What’s one thing you can’t live without? 

Dark chocolate! 

Who's your typical client?

My typical client is someone with a lot of questions regarding their health (auto-immune issues, unexplained pain, digestive symptoms) who hasn't been able to find solutions through conventional medicine.- 

How do you stay balanced running your own company?

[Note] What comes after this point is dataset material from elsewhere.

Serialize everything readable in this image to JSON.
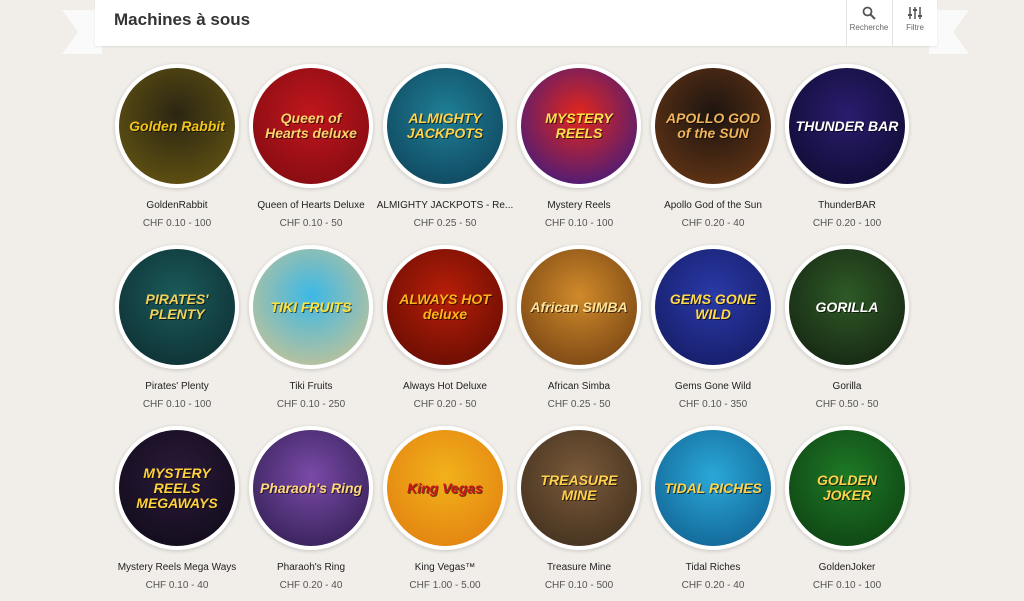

Making my health a priority through self-care- taking baths, getting acupuncture, journaling, eating a balanced diet, and including superfoods. 

3 tips to reduce stress and Inflammation

Get reconnected with your body and breath multiple times throughout the day

Get out in nature

Eat at least 2 mindful meals per day

3 recipes for beating stress and Inflammation

Hormone balancing smoothie

-1 packet TUSOL illuminate

-2tsp tahini

-1 frozen banana

-pinch cardamom

-1 tsp camu camu

-1 tsp maca-

1 pitted date

Blend with unsweetened almondmilk or cashewmilk
Nature's chocolate chip cookie

-1 pitted medjool date filled with walnut butter sprinkle with cocoa nibs and hemp seeds 
- a big green salad with beans or legumes and lots of different veggies or fruits and a sprinkle of nuts 


1 cup TUSOL energize mix

1 cup cold brew or oat milk

1 cup cauliflower

1 banana

Blend and shine!

Top with cacao nibs or homemade granola for an extra crunch.